All about the journey not the destination

I originally added the page ‘Sidetracks’ thinking I would add any other experience not related directly to us buying land and working towards our ‘permaculture lifestyle’ there. However it seems that the real news is the journey and not the destination. I feel less compelled to write about what we’re actually doing with our lives and more about the million trivial things that make up each day. So sorry for anyone who is following this blog hoping for permaculture advice, unless you’re happy to settle in for the scenic route!

A few days ago I visited my Dad who is a farmer and gifted horseman. He had a few people there practicing ‘Calf Cutting’. I know it sounds like a butchering workshop, but actually it’s a competitive horse event where one calf gets separated from the mob in a yard and then the horse and rider have to keep the calf from rejoining the mob. Most of the skill comes from the horse who is trained to shadow the calf with little instruction from the rider. Despite growing up with a father who is widely renowned for his horse skills I never became anything other than a ‘hack’ rider because I was always too defiant to take instruction! However these days I can certainly admire his skill.

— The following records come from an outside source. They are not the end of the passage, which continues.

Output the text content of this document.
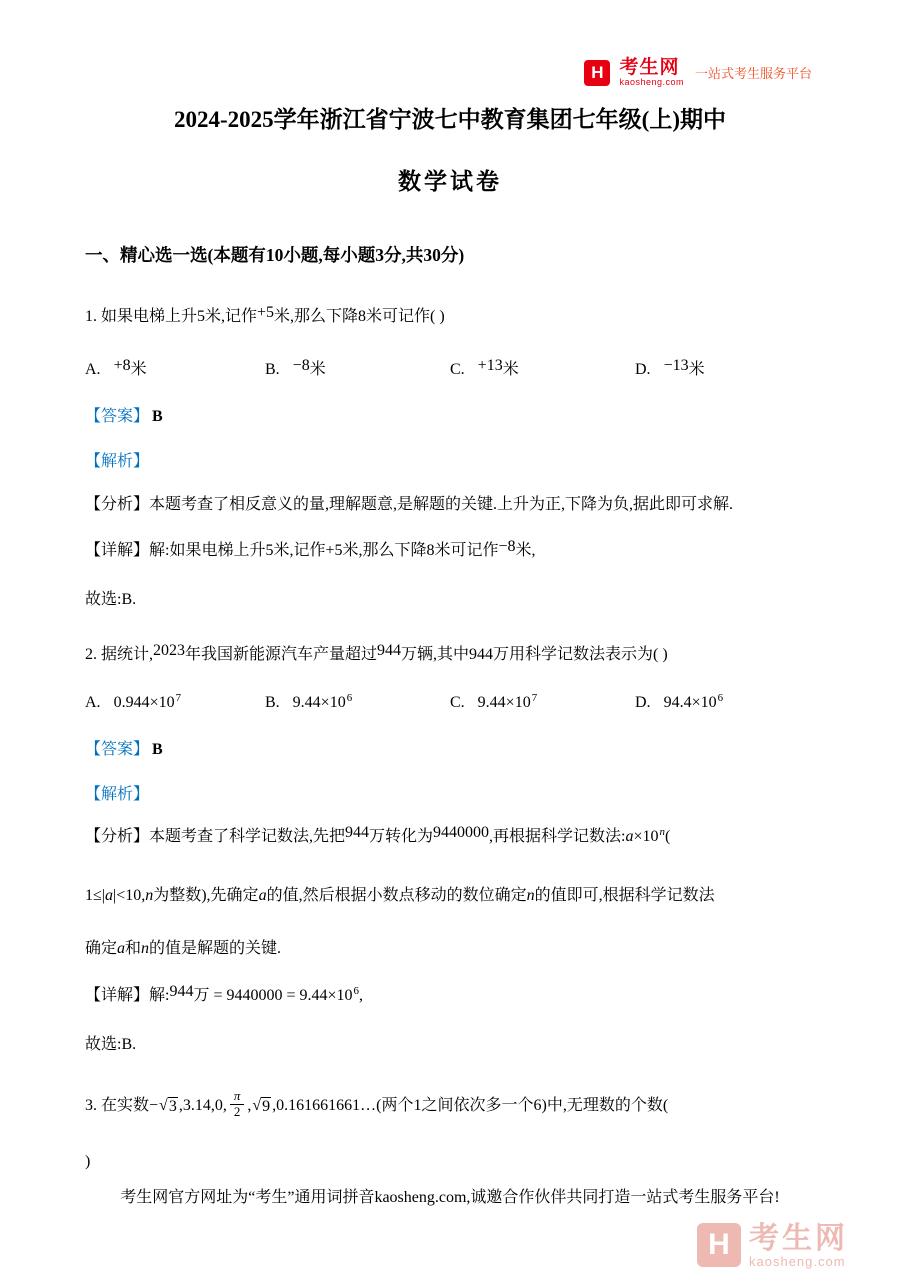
H 考生网
kaosheng.com
一站式考生服务平台
2024-2025学年浙江省宁波七中教育集团七年级(上)期中
数学试卷
一、精心选一选(本题有10小题,每小题3分,共30分)

1. 如果电梯上升5米,记作+5米,那么下降8米可记作( )

A. +8米	B. −8米	C. +13米	D. −13米

【答案】 B

【解析】

【分析】本题考查了相反意义的量,理解题意,是解题的关键.上升为正,下降为负,据此即可求解.

【详解】解:如果电梯上升5米,记作+5米,那么下降8米可记作−8米,

故选:B.

2. 据统计,2023年我国新能源汽车产量超过944万辆,其中944万用科学记数法表示为( )

A. $0.944\times 10^7$	B. $9.44\times 10^6$	C. $9.44\times 10^7$	D. $94.4\times 10^6$

【答案】 B

【解析】

【分析】本题考查了科学记数法,先把944万转化为9440000,再根据科学记数法$:a\times 10^n$(

1≤|a|<10,n为整数),先确定a的值,然后根据小数点移动的数位确定n的值即可,根据科学记数法

确定a和n的值是解题的关键.

【详解】解:944万 = $9440000 = 9.44\times 10^6$,

故选:B.

3. 在实数−√3 ,3.14,0, $\frac{\pi}{2} ,√9$ ,0.161661661…(两个1之间依次多一个6)中,无理数的个数(

)

考生网官方网址为“考生”通用词拼音kaosheng.com,诚邀合作伙伴共同打造一站式考生服务平台!
H 考生网
kaosheng.com
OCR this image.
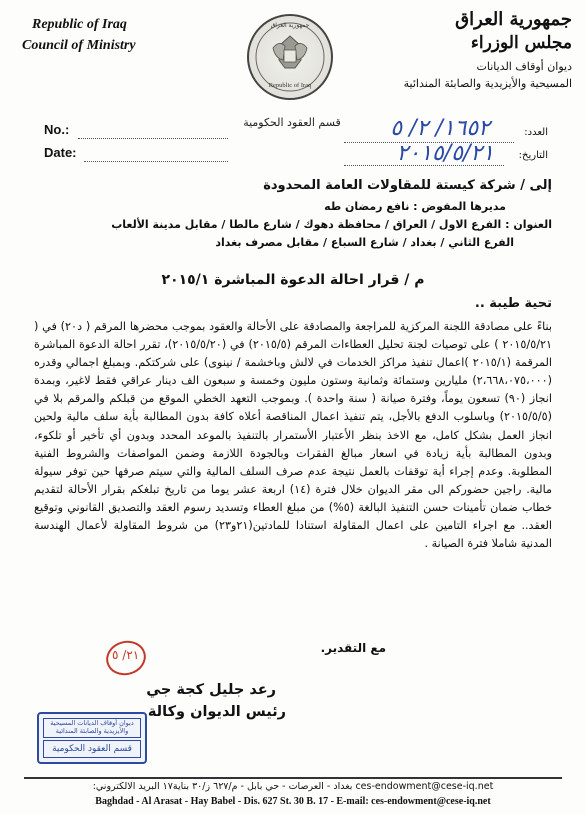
Republic of Iraq
Council of Ministry
جمهورية العراق
Republic of Iraq
جمهورية العراق
مجلس الوزراء
ديوان أوقاف الديانات
المسيحية والأيزيدية والصابئة المندائية
قسم العقود الحكومية
No.:
Date:
العدد:
التاريخ:
١٦٥٢/ ٢/ ٥
٢٠١٥/٥/٢١
إلى / شركة كيستة للمقاولات العامة المحدودة
مديرها المفوض : نافع رمضان طه
العنوان : الفرع الاول / العراق / محافظة دهوك / شارع مالطا / مقابل مدينة الألعاب
الفرع الثاني / بغداد / شارع السباع / مقابل مصرف بغداد
م / قرار احالة الدعوة المباشرة ٢٠١٥/١
تحية طيبة ..
بناءً على مصادقة اللجنة المركزية للمراجعة والمصادقة على الأحالة والعقود بموجب محضرها المرقم ( د٢٠) في ( ٢٠١٥/٥/٢١ ) على توصيات لجنة تحليل العطاءات المرقم (٢٠١٥/٥) في (٢٠١٥/٥/٢٠)، تقرر احالة الدعوة المباشرة المرقمة (٢٠١٥/١ )اعمال تنفيذ مراكز الخدمات في لالش وباخشمة / نينوى) على شركتكم. وبمبلغ اجمالي وقدره (٢،٦٦٨،٠٧٥،٠٠٠) مليارين وستمائة وثمانية وستون مليون وخمسة و سبعون الف دينار عراقي فقط لاغير، وبمدة انجاز (٩٠) تسعون يوماً، وفترة صيانة ( سنة واحدة ). وبموجب التعهد الخطي الموقع من قبلكم والمرقم بلا في (٢٠١٥/٥/٥) وباسلوب الدفع بالأجل، يتم تنفيذ اعمال المناقصة أعلاه كافة بدون المطالبة بأية سلف مالية ولحين انجاز العمل بشكل كامل، مع الاخذ بنظر الأعتبار الأستمرار بالتنفيذ بالموعد المحدد وبدون أي تأخير أو تلكوء، وبدون المطالبة بأية زيادة في اسعار مبالغ الفقرات وبالجودة اللازمة وضمن المواصفات والشروط الفنية المطلوبة. وعدم إجراء أية توقفات بالعمل نتيجة عدم صرف السلف المالية والتي سيتم صرفها حين توفر سيولة مالية. راجين حضوركم الى مقر الديوان خلال فترة (١٤) اربعة عشر يوما من تاريخ تبلغكم بقرار الأحالة لتقديم خطاب ضمان تأمينات حسن التنفيذ البالغة (٥%) من مبلغ العطاء وتسديد رسوم العقد والتصديق القانوني وتوقيع العقد.. مع اجراء التامين على اعمال المقاولة استنادا للمادتين(٢١و٢٣) من شروط المقاولة لأعمال الهندسة المدنية شاملا فترة الصيانة .
مع التقدير.
٢١/ ٥
رعد جليل كجة جي
رئيس الديوان وكالة
ديوان أوقاف الديانات المسيحية والأيزيدية والصابئة المندائية
قسم العقود الحكومية
ces-endowment@cese-iq.net بغداد - العرصات - حي بابل - م/٦٢٧ ز/٣٠ بناية١٧ البريد الالكتروني:
Baghdad - Al Arasat - Hay Babel - Dis. 627 St. 30 B. 17 - E-mail: ces-endowment@cese-iq.net
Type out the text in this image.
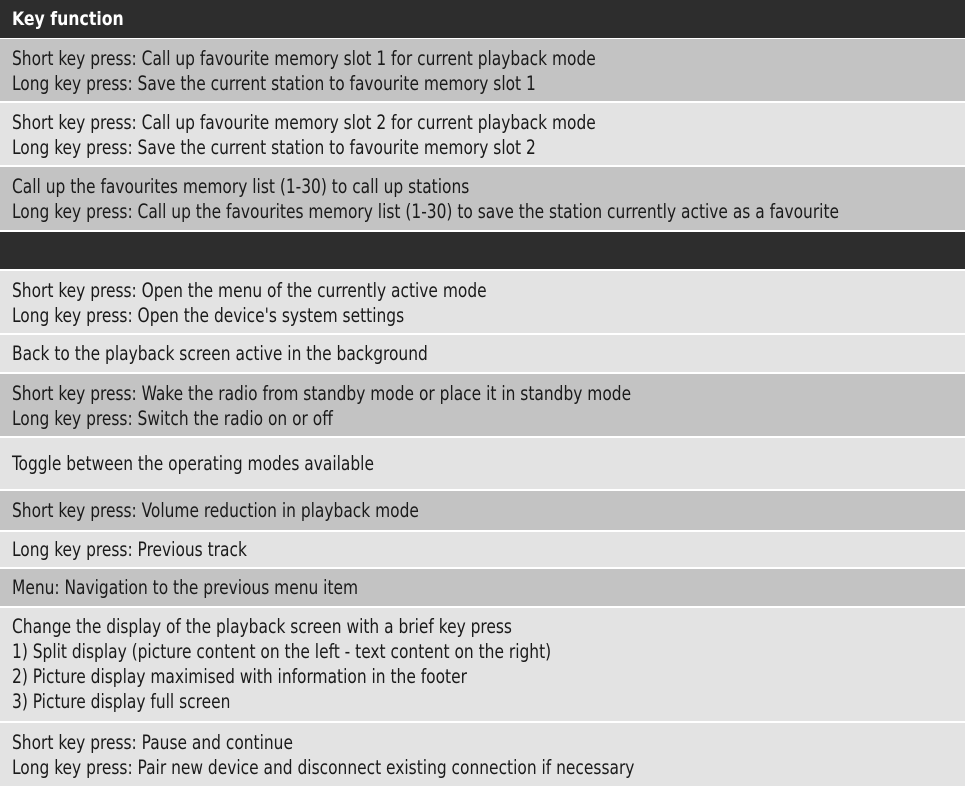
Key function
Short key press: Call up favourite memory slot 1 for current playback mode
Long key press: Save the current station to favourite memory slot 1
Short key press: Call up favourite memory slot 2 for current playback mode
Long key press: Save the current station to favourite memory slot 2
Call up the favourites memory list (1-30) to call up stations
Long key press: Call up the favourites memory list (1-30) to save the station currently active as a favourite
Short key press: Open the menu of the currently active mode
Long key press: Open the device's system settings
Back to the playback screen active in the background
Short key press: Wake the radio from standby mode or place it in standby mode
Long key press: Switch the radio on or off
Toggle between the operating modes available
Short key press: Volume reduction in playback mode
Long key press: Previous track
Menu: Navigation to the previous menu item
Change the display of the playback screen with a brief key press
1) Split display (picture content on the left - text content on the right)
2) Picture display maximised with information in the footer
3) Picture display full screen
Short key press: Pause and continue
Long key press: Pair new device and disconnect existing connection if necessary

Heather was the Cutting expert there that day and was teaching Dad how to do it. I’ve never seen anyone teach Dad anything about horses, it’s normally the other way around. She was such a great character and is the real inspiration behind this post. I’d say she was probably about 60. She had a harsh weathered face with deep smooth lines. She’d seen a lot of sun. She wore a baseball cap, jeans with a big western buckle and a checkered shirt. She spoke with a broad Aussie accent and gave off an air of complete confidence but no arrogance at all. I could tell she was hiding some great stories. She said about Cutting “it’s the most fun you can have with your clothes on!”

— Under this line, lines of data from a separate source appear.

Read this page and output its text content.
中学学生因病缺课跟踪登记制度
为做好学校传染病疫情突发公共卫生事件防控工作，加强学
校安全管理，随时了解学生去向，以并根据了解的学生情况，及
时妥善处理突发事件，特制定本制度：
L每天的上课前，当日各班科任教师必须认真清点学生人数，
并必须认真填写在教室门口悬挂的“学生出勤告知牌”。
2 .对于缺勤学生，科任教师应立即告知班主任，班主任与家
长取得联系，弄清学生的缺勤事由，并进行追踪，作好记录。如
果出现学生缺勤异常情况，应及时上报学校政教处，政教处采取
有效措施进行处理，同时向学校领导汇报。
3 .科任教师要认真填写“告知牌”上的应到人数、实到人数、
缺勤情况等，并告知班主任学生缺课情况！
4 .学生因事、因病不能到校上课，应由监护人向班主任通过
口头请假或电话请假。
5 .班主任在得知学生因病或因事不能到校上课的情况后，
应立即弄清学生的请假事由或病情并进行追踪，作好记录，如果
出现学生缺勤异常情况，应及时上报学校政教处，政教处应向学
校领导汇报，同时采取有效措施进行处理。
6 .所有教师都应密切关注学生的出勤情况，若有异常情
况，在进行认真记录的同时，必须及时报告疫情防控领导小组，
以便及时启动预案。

When we were all sitting around for lunch she mentioned that she’d had a stroke recently… ‘Recently’ turned out to be seven weeks ago. All she said was that one Doctor said she shouldn’t be doing anything too physical and then another Doctor said that she could either wait around for the next stroke or go on living. So there she was jogging around the arena shouting orders at everyone and mentioning mildly that since the stroke most of the fingers on her right hand no longer worked.

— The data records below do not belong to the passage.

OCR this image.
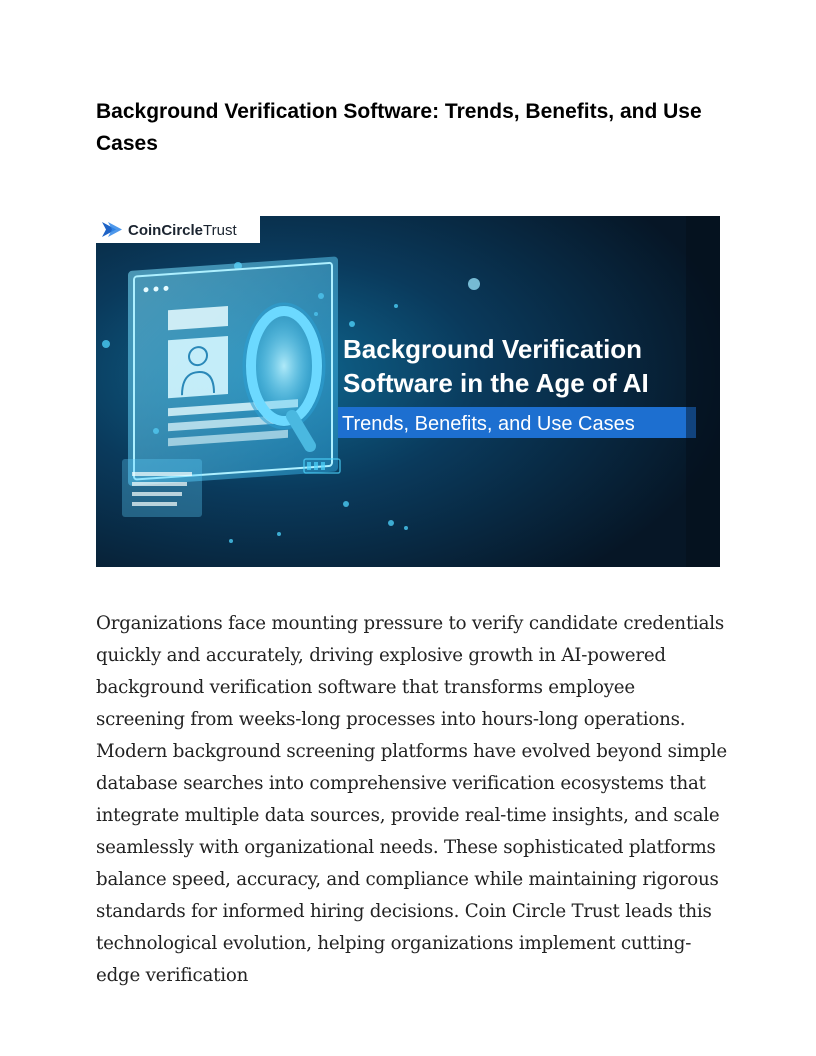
Background Verification Software: Trends, Benefits, and Use Cases
CoinCircleTrust
Background Verification
Software in the Age of AI
Trends, Benefits, and Use Cases

Organizations face mounting pressure to verify candidate credentials quickly and accurately, driving explosive growth in AI-powered background verification software that transforms employee screening from weeks-long processes into hours-long operations. Modern background screening platforms have evolved beyond simple database searches into comprehensive verification ecosystems that integrate multiple data sources, provide real-time insights, and scale seamlessly with organizational needs. These sophisticated platforms balance speed, accuracy, and compliance while maintaining rigorous standards for informed hiring decisions. Coin Circle Trust leads this technological evolution, helping organizations implement cutting-edge verification
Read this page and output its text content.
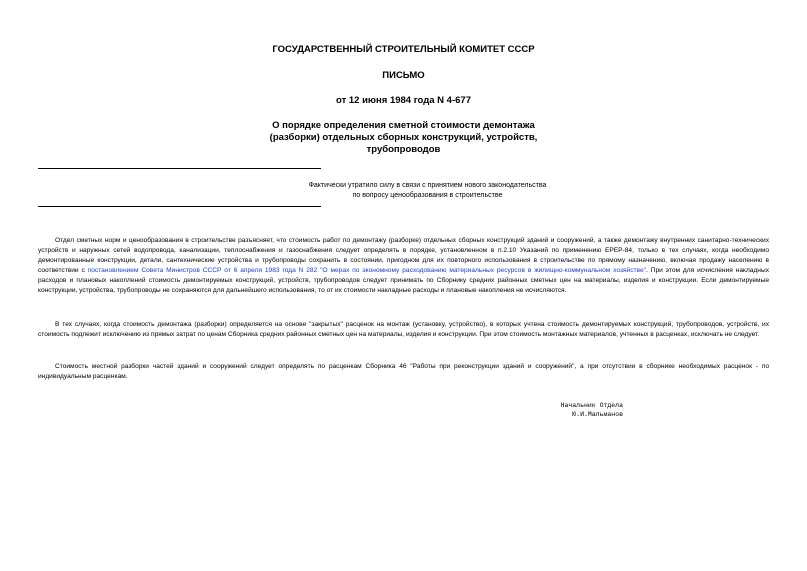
ГОСУДАРСТВЕННЫЙ СТРОИТЕЛЬНЫЙ КОМИТЕТ СССР
ПИСЬМО
от 12 июня 1984 года N 4-677
О порядке определения сметной стоимости демонтажа
(разборки) отдельных сборных конструкций, устройств,
трубопроводов
Фактически утратило силу в связи с принятием нового законодательства
по вопросу ценообразования в строительстве

Отдел сметных норм и ценообразования в строительстве разъясняет, что стоимость работ по демонтажу (разборке) отдельных сборных конструкций зданий и сооружений, а также демонтажу внутренних санитарно-технических устройств и наружных сетей водопровода, канализации, теплоснабжения и газоснабжения следует определять в порядке, установленном в п.2.10 Указаний по применению ЕРЕР-84, только в тех случаях, когда необходимо демонтированные конструкции, детали, сантехнические устройства и трубопроводы сохранить в состоянии, пригодном для их повторного использования в строительстве по прямому назначению, включая продажу населению в соответствии с постановлением Совета Министров СССР от 6 апреля 1983 года N 282 "О мерах по экономному расходованию материальных ресурсов в жилищно-коммунальном хозяйстве". При этом для исчисления накладных расходов и плановых накоплений стоимость демонтируемых конструкций, устройств, трубопроводов следует принимать по Сборнику средних районных сметных цен на материалы, изделия и конструкции. Если демонтируемые конструкции, устройства, трубопроводы не сохраняются для дальнейшего использования, то от их стоимости накладные расходы и плановые накопления не исчисляются.

В тех случаях, когда стоимость демонтажа (разборки) определяется на основе "закрытых" расценок на монтаж (установку, устройство), в которых учтена стоимость демонтируемых конструкций, трубопроводов, устройств, их стоимость подлежит исключению из прямых затрат по ценам Сборника средних районных сметных цен на материалы, изделия и конструкции. При этом стоимость монтажных материалов, учтенных в расценках, исключать не следует.

Стоимость местной разборки частей зданий и сооружений следует определять по расценкам Сборника 46 "Работы при реконструкции зданий и сооружений", а при отсутствии в сборнике необходимых расценок - по индивидуальным расценкам.

Начальник Отдела
Ю.И.Мальманов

Her daughter, son-in-law and grandchildren were also there. I got talking to her daughter Kim later in the day. My initial impression of Kim had been of someone mild-mannered, pleasant and amenable. Guiltily I guess I cursed her with two-dimensionality. Boy was I wrong…She started telling me about how her dad had raised her and her brother after their parents split and that she then didn’t see her mother for 10 years. I asked her why and she just said (without one ounce of hurt or resentment) that her Mum just wasn’t cut out for that life and went off droving again. So 10 years later Kim started asking around about her mum, and was sent a message that she’d be waiting in her car opposite the school if she wanted to get back in touch. Kim said as soon as she stepped into the car, even though it had been 10 years she recognised the particular smell of her mother and she felt an instant connection through that. Kim had been the first person Heather called after she’d had the stroke. She got on the phone and said with very slurred words “I think I’ve had a stroke”. Kim said, “Ya think! Call an ambulance now!” To which Heather replied “I can’t I’m getting the horse shod later”…Horse people are rarely mild about the obsession!

Back on Dad’s verandah later in the day, drinking tea*, Dad mentioned amused “you’d never guess Kim is a crack dirt bike rider would you!” My jaw dropped. Such a great lesson – never judge a book by its cover. People are so interesting!

*In my farming family drinking tea or ‘cuppas’ is a sacred tradition and an event that punctuates each day at roughly two hourly intervals, sometimes more depending on the weather. The standard mix is ‘white with one’, I am a black sheep who has ‘black no sugar’ and Dad is not sweet enough ‘white with two’…I pride myself on making an outstanding cup of tea, I am often told “wow that’s a good cup of tea”. Once my uncle even told me I’d make a good little housewife!